Kishiga memberanikan diri untuk mengajukan keberatan. "Mengenai misi ini, tentu ada pertimbangan lain yang harus kuketahui. Benar begitu, Mayor Kawanishi? Rencana akan selalu mulus selama di atas kertas."
"Baik. Apa yang ingin Anda ketahui?"
"Setidaknya beritahu aku apa saja ancaman yang harus diwaspadai dan bantuan apa yang bisa didapat selama menjalankan misi ini."
Kawanishi melirik pada Jenderal Nagayama. Sang Jenderal pun mengangguk, memberi tanda agar Kawanishi menerangkan semuanya pada Kishiga. "Sebenarnya hubungan antara Kaisar dengan Kaum Shūkoku sangat tidak stabil. Mata-mata musuh berkeliaran di antara prajurit Dinasti Domugi dan mereka sudah mengendus tentang rencana ini. Itulah mengapa kami tidak bisa membeberkannya, bahkan di antara kalangan militer sendiri. Kami akan memberikan daftar nama orang-orang yang terlibat dalam misi ini. Selain dari nama-nama itu, Anda patut berhati-hati ketika berinteraksi dengan mereka. Kami memercayakan Kapten Ōyama untuk memandu Regu Kishiga dalam perjalanan."
Salah satu dari tamu itu mengangguk. Seorang pria yang usianya tidak terpaut jauh dari Kishiga. Kemudian, ia menatap Kishiga dengan selengkung senyuman. Kishiga mengenal baik Kapten Ōyama sepanjang karirnya sebagai militer Dinasti Domugi.

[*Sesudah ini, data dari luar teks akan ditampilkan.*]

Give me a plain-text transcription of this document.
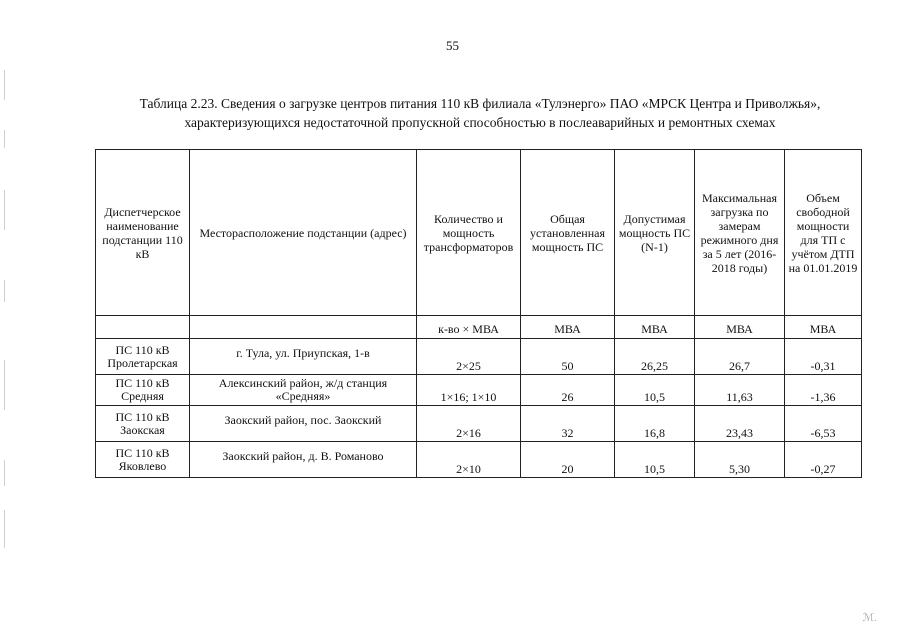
55
Таблица 2.23. Сведения о загрузке центров питания 110 кВ филиала «Тулэнерго» ПАО «МРСК Центра и Приволжья»,
характеризующихся недостаточной пропускной способностью в послеаварийных и ремонтных схемах
Диспетчерское наименование подстанции 110 кВ	Месторасположение подстанции (адрес)	Количество и мощность трансформаторов	Общая установленная мощность ПС	Допустимая мощность ПС (N-1)	Максимальная загрузка по замерам режимного дня за 5 лет (2016- 2018 годы)	Объем свободной мощности для ТП с учётом ДТП на 01.01.2019
		к-во × МВА	МВА	МВА	МВА	МВА
ПС 110 кВ Пролетарская	г. Тула, ул. Приупская, 1-в	2×25	50	26,25	26,7	-0,31
ПС 110 кВ Средняя	Алексинский район, ж/д станция «Средняя»	1×16; 1×10	26	10,5	11,63	-1,36
ПС 110 кВ Заокская	Заокский район, пос. Заокский	2×16	32	16,8	23,43	-6,53
ПС 110 кВ Яковлево	Заокский район, д. В. Романово	2×10	20	10,5	5,30	-0,27
ℳ.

Ada dua hal yang bisa ditangkap dari keberadaan seorang pemandu. Pertama, itu dimaksudkan untuk menolong Kishiga mengarahkan pergerakannya dan menghindari mata-mata musuh. Kedua, itu berguna untuk membatasi interaksinya. Menetapkan dengan siapa saja ia boleh berinteraksi, Sang Jenderal bisa melacak keberadaan Kishiga dan regunya, serta memantau tindakan mereka. Selain itu, ia pun menyediakan daftar nama orang-orang yang terlibat dalam misi ini. Orang-orang itu tidak hanya berperan sebagai "penolong" bagi Regu Kishiga, melainkan juga sebagai "perpanjangan syaraf sensor" Jenderal Nagayama. Apabila Kishiga bergerak di luar perintah, Sang Jenderal bisa segera mengetahuinya.

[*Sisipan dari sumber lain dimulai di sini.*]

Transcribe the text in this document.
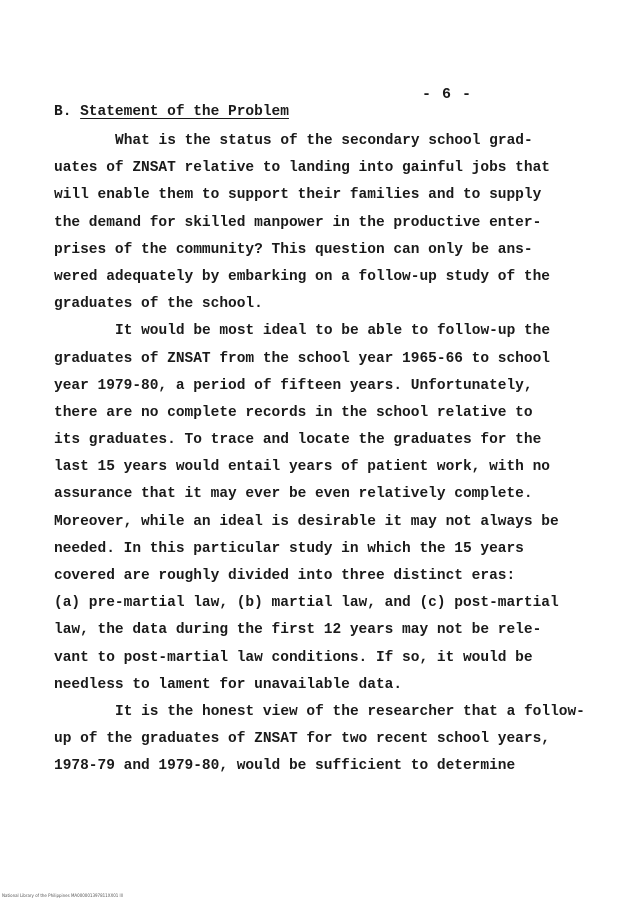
- 6 -
B. Statement of the Problem
What is the status of the secondary school grad-
uates of ZNSAT relative to landing into gainful jobs that
will enable them to support their families and to supply
the demand for skilled manpower in the productive enter-
prises of the community? This question can only be ans-
wered adequately by embarking on a follow-up study of the
graduates of the school.
It would be most ideal to be able to follow-up the
graduates of ZNSAT from the school year 1965-66 to school
year 1979-80, a period of fifteen years. Unfortunately,
there are no complete records in the school relative to
its graduates. To trace and locate the graduates for the
last 15 years would entail years of patient work, with no
assurance that it may ever be even relatively complete.
Moreover, while an ideal is desirable it may not always be
needed. In this particular study in which the 15 years
covered are roughly divided into three distinct eras:
(a) pre-martial law, (b) martial law, and (c) post-martial
law, the data during the first 12 years may not be rele-
vant to post-martial law conditions. If so, it would be
needless to lament for unavailable data.
It is the honest view of the researcher that a follow-
up of the graduates of ZNSAT for two recent school years,
1978-79 and 1979-80, would be sufficient to determine
National Library of the Philippines MA000001397811XX01 lll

"Mengenai fasilitas, kebutuhan Anda dan tim akan dipenuhi oleh intendans³. Kami sudah menempatkan mereka di kota-kota sepanjang jalur Edo—Kyoto. Secara khusus, Anda diizinkan menggunakan 'tanda identitas' yang hanya dimiliki penanggung jawab pasukan." Kawanishi mengatupkan kedua tangannya, disertai gerak-gerik yang berarti ia menutup penjelasannya.

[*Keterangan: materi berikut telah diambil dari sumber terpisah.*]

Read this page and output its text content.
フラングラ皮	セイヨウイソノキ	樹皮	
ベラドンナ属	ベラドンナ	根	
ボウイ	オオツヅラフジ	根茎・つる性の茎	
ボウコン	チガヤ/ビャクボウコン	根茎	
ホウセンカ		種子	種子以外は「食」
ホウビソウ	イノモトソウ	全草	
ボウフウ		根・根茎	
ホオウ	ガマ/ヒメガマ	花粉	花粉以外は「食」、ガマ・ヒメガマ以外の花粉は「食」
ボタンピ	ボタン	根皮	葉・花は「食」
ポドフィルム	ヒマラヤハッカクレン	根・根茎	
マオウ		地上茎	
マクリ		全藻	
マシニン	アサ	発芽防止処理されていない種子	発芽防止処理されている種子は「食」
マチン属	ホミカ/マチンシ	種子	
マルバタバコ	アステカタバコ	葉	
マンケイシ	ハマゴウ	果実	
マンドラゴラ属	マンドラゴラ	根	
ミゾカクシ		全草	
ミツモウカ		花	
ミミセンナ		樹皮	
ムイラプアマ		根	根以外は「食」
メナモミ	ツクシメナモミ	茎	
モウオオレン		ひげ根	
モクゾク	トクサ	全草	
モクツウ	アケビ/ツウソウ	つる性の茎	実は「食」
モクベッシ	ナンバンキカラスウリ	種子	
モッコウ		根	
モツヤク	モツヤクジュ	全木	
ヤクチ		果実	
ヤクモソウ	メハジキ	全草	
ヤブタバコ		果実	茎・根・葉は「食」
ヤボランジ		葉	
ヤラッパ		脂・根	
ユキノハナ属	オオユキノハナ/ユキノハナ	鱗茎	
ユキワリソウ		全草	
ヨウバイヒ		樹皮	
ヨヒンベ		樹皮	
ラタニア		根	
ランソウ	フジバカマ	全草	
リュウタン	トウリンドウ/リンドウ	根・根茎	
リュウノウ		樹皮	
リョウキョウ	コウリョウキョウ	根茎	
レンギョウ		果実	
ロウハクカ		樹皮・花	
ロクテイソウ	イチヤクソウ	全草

Kishiga mengangguk tanda mengerti. Secara garis besar, misi tersebut berhubungan erat dengan Perundingan Damai yang akan diselenggarakan di Kyoto.
Selama ini Kaum Shūkoku menawan para pelukis sutra di Kagoshima. Dalam perundingan damai tersebut, mereka akan menggunakan para pelukis sutra sebagai jaminan untuk menang. Dinasti Domugi tidak punya banyak pilihan dan hanya pelukis sutra yang bisa menghentikan krisis Gaki. Oleh sebab itu, ditemukannya para pelukis sutra yang selamat dari penyanderaan Kaum Shūkoku merupakan titik balik yang tidak boleh disia-siakan.
Jika para pelukis sutra dari Izumo itu berhasil sampai di Edo, lalu diamankan di bawah pengawalan Dinasti Domugi, maka pelukis sutra yang disandera oleh para Shūkoku akan kehilangan "harga" dalam perundingan tersebut. Dengan demikian, situasinya menjadi berbalik.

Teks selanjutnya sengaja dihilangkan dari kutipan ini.